Max Essex is Chair of the Harvard AIDS Initiative (HAI), the Mary Woodard Lasker Professor of Health Sciences at Harvard University, and Chair of the Botswana Harvard AIDS Institute Partnership (BHP). He received his DVM degree at Michigan State University, his PhD at the University of California Davis, and was a postdoctoral fellow in the Department of Tumor Biology at the Karolinska Institute School of Medicine in Stockholm.

Dr. Max Essex

In 1982, Essex hypothesized, with Robert Gallo and Luc Montagnier, that a retrovirus was the cause of AIDS. For this the three shared the 1986 Lasker Award, the highest honor given for medical research in the U.S.

With doctoral students and postdoctoral fellows, he identified the envelope proteins of HIV that are routinely used for diagnosis of HIV/AIDS and for blood screening. His laboratory group also identified many other protein products of both HIV and HTLV, including the transforming protein Tax of HTLV-1, and the nef, vif, pol, vpx, vpu, and vpr of HIV. With students and collaborators, he identified the simian T cell leukemia virus (STLV) and the simian immunodeficiency virus (SIV) in monkeys, and HIV-2 in people in West Africa. His group showed that HIV-2 was less virulent and less transmissible than HIV-1, and that certain subtypes of HIV-1, particularly HIV-1C, are more efficiently transmitted from mother to infant in utero and during the process of birth.
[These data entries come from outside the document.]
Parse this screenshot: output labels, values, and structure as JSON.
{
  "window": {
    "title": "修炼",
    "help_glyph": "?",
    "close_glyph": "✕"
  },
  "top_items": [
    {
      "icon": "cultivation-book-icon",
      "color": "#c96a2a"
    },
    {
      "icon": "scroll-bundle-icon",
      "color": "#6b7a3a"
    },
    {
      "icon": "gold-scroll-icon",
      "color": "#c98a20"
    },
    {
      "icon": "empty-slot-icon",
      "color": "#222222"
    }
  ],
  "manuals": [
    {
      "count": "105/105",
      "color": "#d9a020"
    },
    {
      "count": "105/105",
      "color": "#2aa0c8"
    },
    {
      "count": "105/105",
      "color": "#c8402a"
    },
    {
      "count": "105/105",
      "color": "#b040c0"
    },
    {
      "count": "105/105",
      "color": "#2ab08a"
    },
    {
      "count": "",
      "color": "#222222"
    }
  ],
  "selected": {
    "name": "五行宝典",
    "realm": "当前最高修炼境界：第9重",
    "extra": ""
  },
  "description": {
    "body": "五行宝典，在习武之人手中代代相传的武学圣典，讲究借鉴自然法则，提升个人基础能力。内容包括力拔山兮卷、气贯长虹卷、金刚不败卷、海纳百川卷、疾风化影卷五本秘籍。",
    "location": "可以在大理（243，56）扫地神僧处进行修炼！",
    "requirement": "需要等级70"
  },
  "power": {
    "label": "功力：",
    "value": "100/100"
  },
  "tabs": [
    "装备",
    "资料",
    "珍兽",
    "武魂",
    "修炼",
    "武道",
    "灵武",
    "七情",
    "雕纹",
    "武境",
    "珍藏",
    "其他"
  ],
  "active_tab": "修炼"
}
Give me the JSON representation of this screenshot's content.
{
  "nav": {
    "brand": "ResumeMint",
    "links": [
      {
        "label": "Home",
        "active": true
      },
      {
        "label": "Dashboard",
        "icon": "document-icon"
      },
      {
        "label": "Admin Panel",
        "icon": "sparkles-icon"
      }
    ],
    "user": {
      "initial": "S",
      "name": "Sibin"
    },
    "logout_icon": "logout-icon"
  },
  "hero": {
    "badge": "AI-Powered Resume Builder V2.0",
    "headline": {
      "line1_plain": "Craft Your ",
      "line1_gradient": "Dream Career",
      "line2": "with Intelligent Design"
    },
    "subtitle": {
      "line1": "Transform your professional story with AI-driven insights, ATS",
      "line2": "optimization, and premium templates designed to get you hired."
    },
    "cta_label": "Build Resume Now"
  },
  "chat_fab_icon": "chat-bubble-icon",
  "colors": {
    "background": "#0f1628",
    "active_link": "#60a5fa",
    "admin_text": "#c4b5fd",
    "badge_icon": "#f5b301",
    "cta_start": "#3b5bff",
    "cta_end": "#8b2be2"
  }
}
Since 1990, most of Essex’s research has focused on HIV in developing countries, especially Thailand, Senegal, Tanzania, and Botswana. His recent research has focused on the use of antiretroviral drugs for Treatment asPprevention (TasP) in adults. He and his team have conducted several breakthrough studies on the prevention of mother-to-infant transmission of HIV. These studies have resulted in guideline recommendations used by the World Health Organization (WHO) to reduce maternal transmission of HIV in developing countries.
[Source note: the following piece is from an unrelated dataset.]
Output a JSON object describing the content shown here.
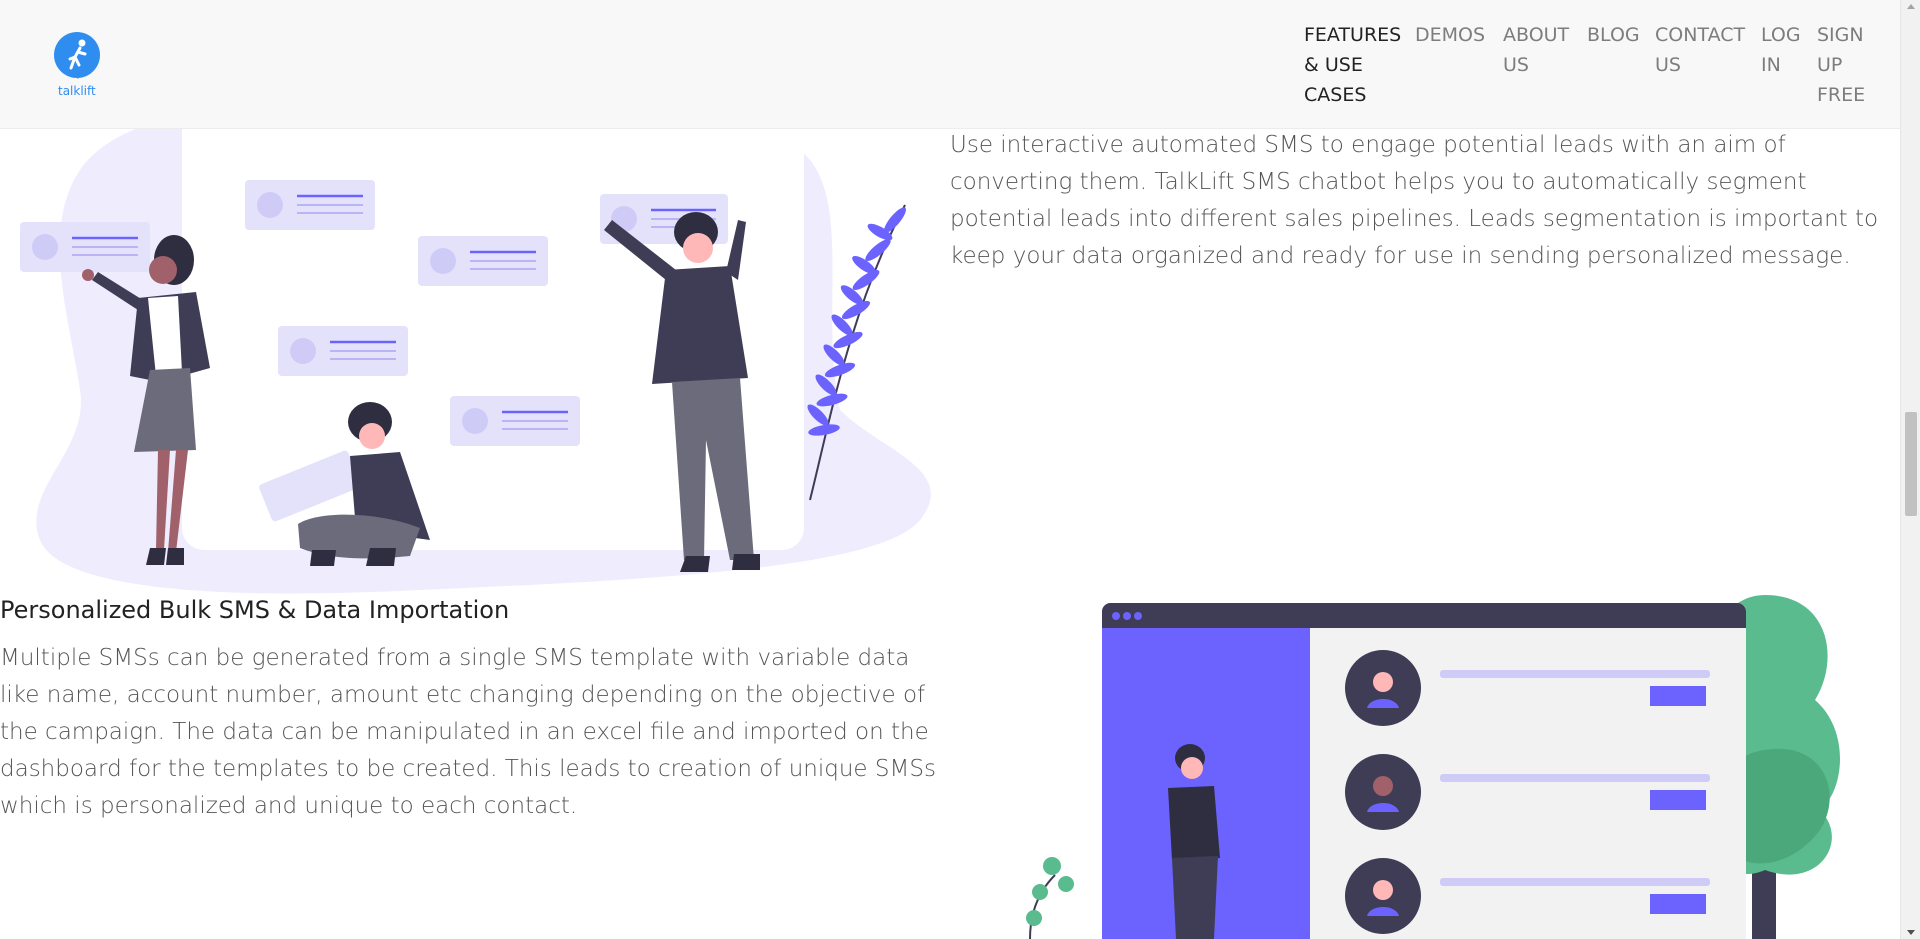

Essex has published over 580 research papers; more than 40 have been in Science or Nature. He has edited 10 books, including AIDS in Africa and Emerging Infections in Asia. His most recent book, Saturday Is for Funerals, was published in 2010 and coauthored with AIDS activist and former Botswana Supreme Court Justice Unity Dow.  He has trained 27 doctoral research students and 60 postdoctoral fellows.
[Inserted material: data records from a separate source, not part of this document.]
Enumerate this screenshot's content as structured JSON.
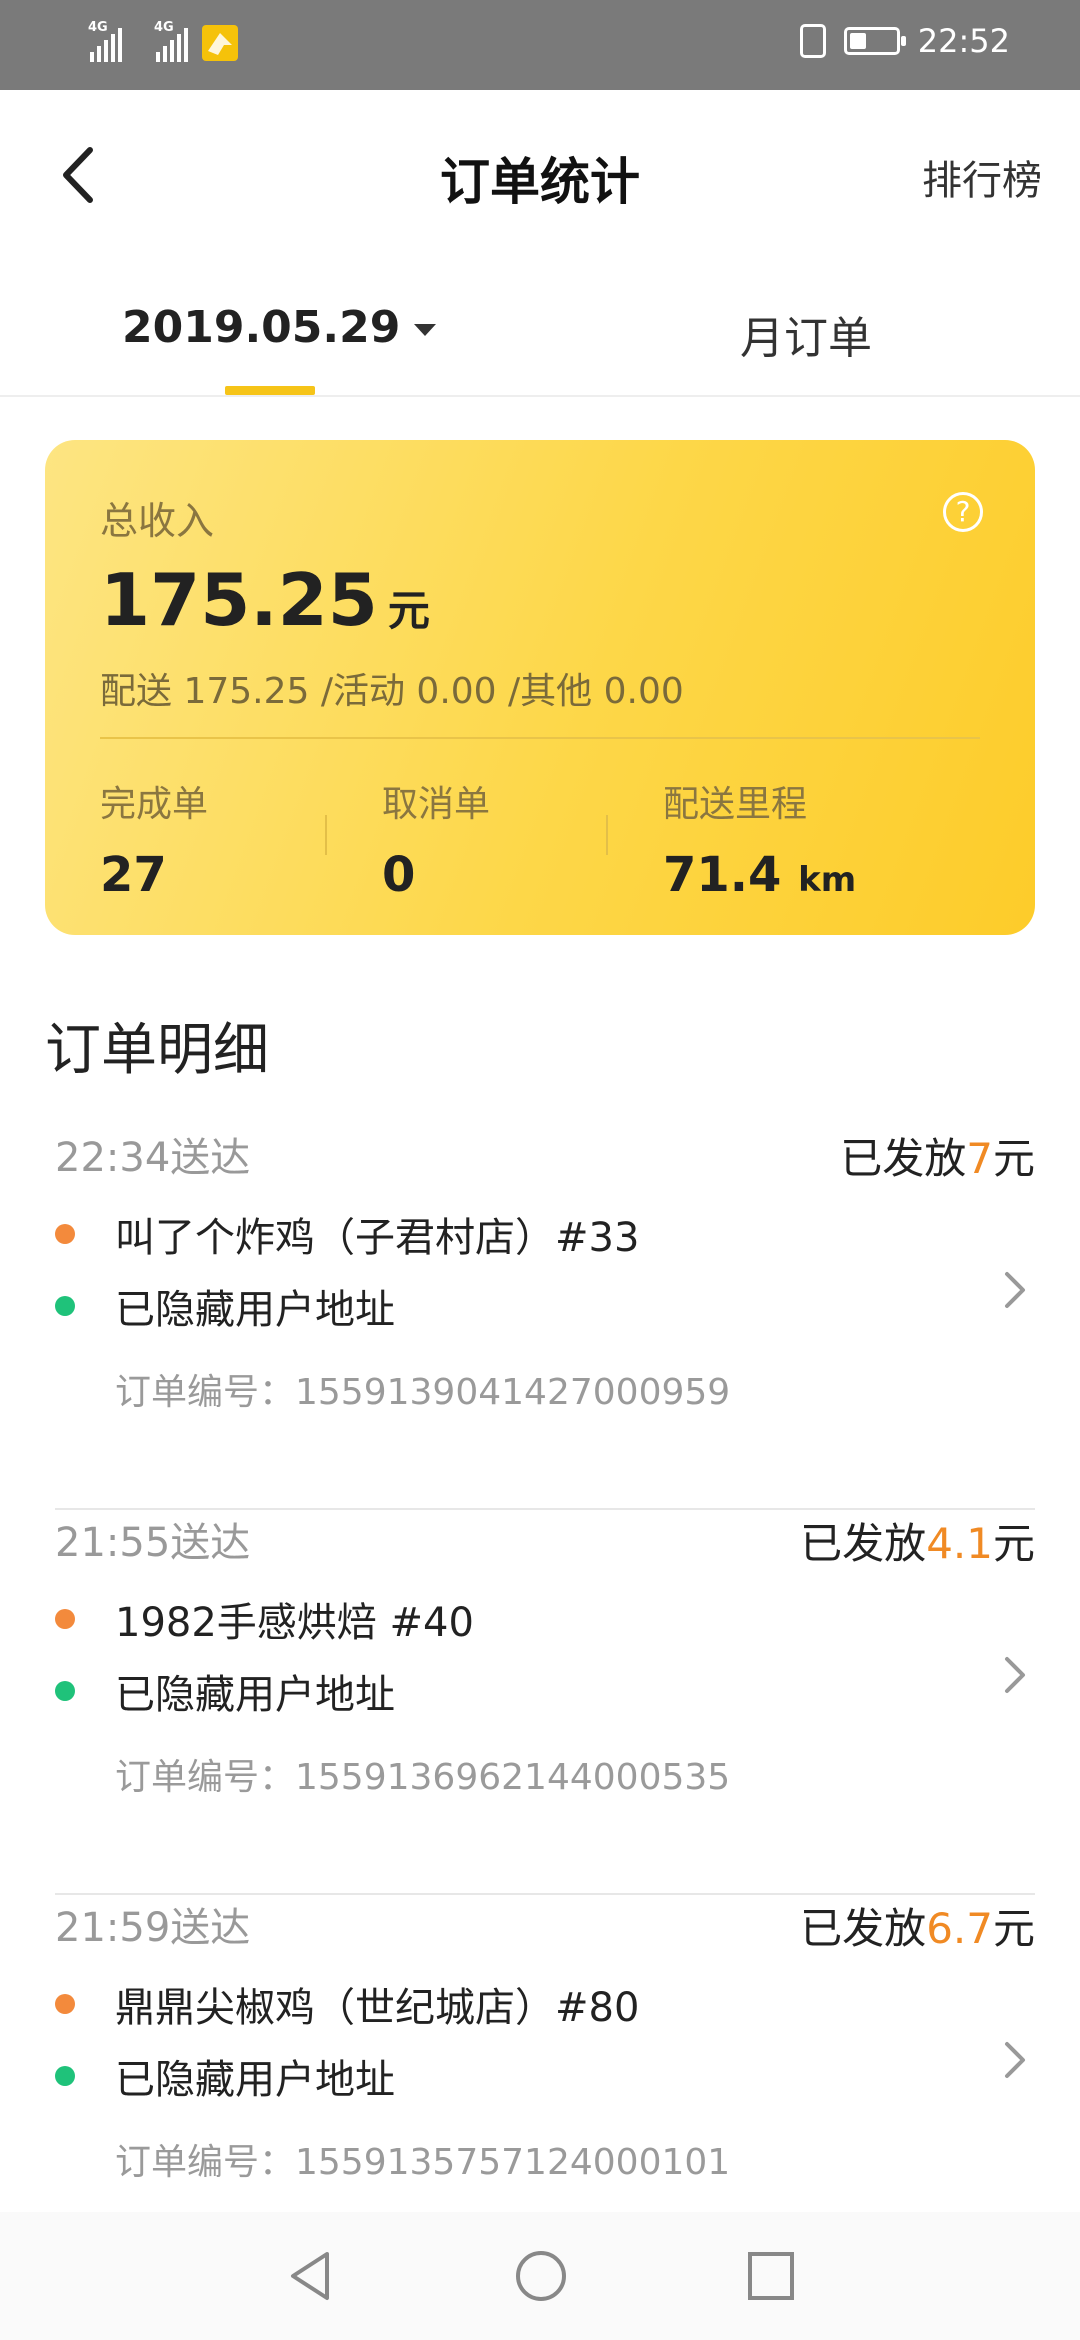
{
  "status_bar": {
    "signal_1": "4G",
    "signal_2": "4G",
    "time": "22:52",
    "icons": [
      "signal-icon",
      "signal-icon",
      "app-notification-icon",
      "vibrate-icon",
      "battery-icon"
    ]
  },
  "header": {
    "title": "订单统计",
    "right_link": "排行榜"
  },
  "tabs": {
    "date": "2019.05.29",
    "month": "月订单"
  },
  "income": {
    "label": "总收入",
    "amount": "175.25",
    "unit": "元",
    "breakdown": "配送 175.25  /活动 0.00  /其他 0.00",
    "stats": [
      {
        "label": "完成单",
        "value": "27",
        "unit": ""
      },
      {
        "label": "取消单",
        "value": "0",
        "unit": ""
      },
      {
        "label": "配送里程",
        "value": "71.4",
        "unit": "km"
      }
    ],
    "help_glyph": "?"
  },
  "section": {
    "title": "订单明细"
  },
  "orders": [
    {
      "time": "22:34送达",
      "paid_prefix": "已发放",
      "paid_amount": "7",
      "paid_unit": "元",
      "shop": "叫了个炸鸡（子君村店）#33",
      "address": "已隐藏用户地址",
      "order_no": "订单编号：1559139041427000959"
    },
    {
      "time": "21:55送达",
      "paid_prefix": "已发放",
      "paid_amount": "4.1",
      "paid_unit": "元",
      "shop": "1982手感烘焙 #40",
      "address": "已隐藏用户地址",
      "order_no": "订单编号：1559136962144000535"
    },
    {
      "time": "21:59送达",
      "paid_prefix": "已发放",
      "paid_amount": "6.7",
      "paid_unit": "元",
      "shop": "鼎鼎尖椒鸡（世纪城店）#80",
      "address": "已隐藏用户地址",
      "order_no": "订单编号：1559135757124000101"
    }
  ],
  "colors": {
    "accent_yellow": "#f6c418",
    "amount_orange": "#f08a24",
    "dot_orange": "#f38a3c",
    "dot_green": "#1fc27a"
  }
}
Essex has received 9 honorary degrees. He is an elected member of the Institute of Medicine of the National Academy of Sciences and a Fellow of the American Academy of Microbiology. In 2007, the Harvard T. H. Chan School of Public Health established the Essex Fellowship for Students from Africa in his honor. In November 2011 Essex received the HIV Lifetime Achievement Award for Scientific Contributions from the Institute of Human Virology (IHV) at the University of Maryland School of Medicine. In 2014, he received the AIDS Society of India’s Lifetime Achievement Award at a ceremony in Kolkata. The plaque reads “For his exemplary contribution towards research in HIV/AIDS and for his outstanding leadership in public health.”